I have a series of lines with arbitrary number of comma separated values, and then a hash marked comment. The challenge is, using only PCRE2 regex for use in PERL, to do the following:
- Store the phrase after '##'
- Add a pipe to the phrase
- Remove from end of string
- Copy this stored phrase to each comma separated value (EDIT: this can be any number of CSVs)
- Replace commas with '##'
- Ensure no '##' or commas remain at the end of the line
Here is my test string:
quirky, stable, fun ##Paul and Jill
mean, rude, sad ##Dave
rich, foolish, gorgeous ##Amanda
Desired outcome:
Paul and Jill|quirky##Paul and Jill|stable##Paul and Jill|fun
Dave|mean##Dave|rude##Dave|sad
Amanda|rich##Amanda|foolish##Amanda|gorgeous
I am using PCRE2 Regex to build a PERL search/replace string for use in ExifTool.
This regex code:
(.+?)(?:,|##)
finds all the comma separated values and stores each one in group 1 as a separate instance after matching three times up to the hash marks.
Meanwhile, this:
(?<=##)(.*)|$
finds the phrase after '##' which is great! But as soon as I put them together
(.+?)(?:,|##)(?<=##)(.*)|$
All of the sudden the separate instances of the comma separated values in group one become one large group, so what I want as (quirky) (stable) (fun) becomes (quirky, stable, fun) which is not useful to me.

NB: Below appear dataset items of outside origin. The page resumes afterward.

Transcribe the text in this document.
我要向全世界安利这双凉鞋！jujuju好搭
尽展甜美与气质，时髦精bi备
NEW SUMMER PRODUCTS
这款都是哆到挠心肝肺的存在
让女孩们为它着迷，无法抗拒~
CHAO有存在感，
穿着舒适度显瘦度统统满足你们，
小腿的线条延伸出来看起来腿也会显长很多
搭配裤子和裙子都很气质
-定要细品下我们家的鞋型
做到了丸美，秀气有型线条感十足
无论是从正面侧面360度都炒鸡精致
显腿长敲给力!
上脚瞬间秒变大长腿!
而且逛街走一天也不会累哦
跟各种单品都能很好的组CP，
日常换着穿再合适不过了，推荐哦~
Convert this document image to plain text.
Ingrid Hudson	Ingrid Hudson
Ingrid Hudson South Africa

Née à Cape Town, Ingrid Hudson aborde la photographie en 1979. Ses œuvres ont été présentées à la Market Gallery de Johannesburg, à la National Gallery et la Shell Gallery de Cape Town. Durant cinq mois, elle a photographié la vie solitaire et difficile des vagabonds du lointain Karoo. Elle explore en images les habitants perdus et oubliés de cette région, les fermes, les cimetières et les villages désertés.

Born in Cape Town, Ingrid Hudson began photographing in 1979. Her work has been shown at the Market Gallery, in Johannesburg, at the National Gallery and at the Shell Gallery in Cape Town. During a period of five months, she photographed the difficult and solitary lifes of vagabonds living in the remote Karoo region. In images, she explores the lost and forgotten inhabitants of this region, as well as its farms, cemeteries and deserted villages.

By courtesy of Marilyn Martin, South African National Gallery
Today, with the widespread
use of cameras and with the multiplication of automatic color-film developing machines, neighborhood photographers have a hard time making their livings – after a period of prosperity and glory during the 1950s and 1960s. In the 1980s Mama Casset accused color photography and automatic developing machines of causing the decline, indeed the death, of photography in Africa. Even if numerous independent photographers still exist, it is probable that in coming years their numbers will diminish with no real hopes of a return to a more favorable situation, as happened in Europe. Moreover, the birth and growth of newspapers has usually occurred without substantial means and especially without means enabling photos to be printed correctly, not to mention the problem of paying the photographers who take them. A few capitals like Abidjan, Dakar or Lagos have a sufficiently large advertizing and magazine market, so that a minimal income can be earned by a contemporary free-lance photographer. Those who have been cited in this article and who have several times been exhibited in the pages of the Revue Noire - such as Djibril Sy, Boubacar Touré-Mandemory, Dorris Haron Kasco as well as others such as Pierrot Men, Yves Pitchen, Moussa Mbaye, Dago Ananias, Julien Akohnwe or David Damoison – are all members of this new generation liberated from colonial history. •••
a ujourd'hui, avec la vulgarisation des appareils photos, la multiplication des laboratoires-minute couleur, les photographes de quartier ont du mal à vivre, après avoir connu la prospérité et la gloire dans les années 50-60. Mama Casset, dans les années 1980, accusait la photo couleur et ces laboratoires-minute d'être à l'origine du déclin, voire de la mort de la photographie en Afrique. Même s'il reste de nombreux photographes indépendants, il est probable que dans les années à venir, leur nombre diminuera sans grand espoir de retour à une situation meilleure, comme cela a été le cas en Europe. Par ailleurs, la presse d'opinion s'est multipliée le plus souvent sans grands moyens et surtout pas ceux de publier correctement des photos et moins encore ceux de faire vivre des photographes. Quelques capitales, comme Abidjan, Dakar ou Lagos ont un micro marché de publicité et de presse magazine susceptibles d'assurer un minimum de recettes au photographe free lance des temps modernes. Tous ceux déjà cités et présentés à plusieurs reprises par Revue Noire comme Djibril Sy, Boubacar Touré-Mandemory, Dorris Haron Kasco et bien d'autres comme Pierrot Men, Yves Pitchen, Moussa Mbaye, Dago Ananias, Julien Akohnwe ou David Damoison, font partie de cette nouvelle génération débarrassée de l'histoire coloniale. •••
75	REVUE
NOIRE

The reason this is not useful then is because substitution won't work. Using:
$2|$1
Would give:
Paul and Jill|quirky, stable, fun"
but I want:
Paul and Jill|quirky##Paul and Jill|stable##Paul and Jill|fun
**EDIT: Thanks to @Toto, I modified the regex to this: ^((\w+)\W+)*?(\w+)\h+(##(.+))$ which allows for an arbitrary number of CSVs to capture but then the substitution would be impossible because it would have to know how many groups are captured, as far as I can tell **
I figure if each match is a separate instance of group one, there may be a way to then match the group two phrase after the hash mark with each match from group one.
Intuitively, this makes sense to me: "copy the phrase after the hash and then replace all the commas with a modified form of the phrase".
I don't need help modifying the phrase, its just getting the sample text to parse correctly. A multi-step regex solution is fine too, I'm not trying to optimize this just yet.
####
mark.(?:^|\G(?!^))(?:(\w+),\h(?=.*##(.+)$)|(\w+)\h##(.+)$)
Replace:(?2$2|$1##)(?3$4|$3)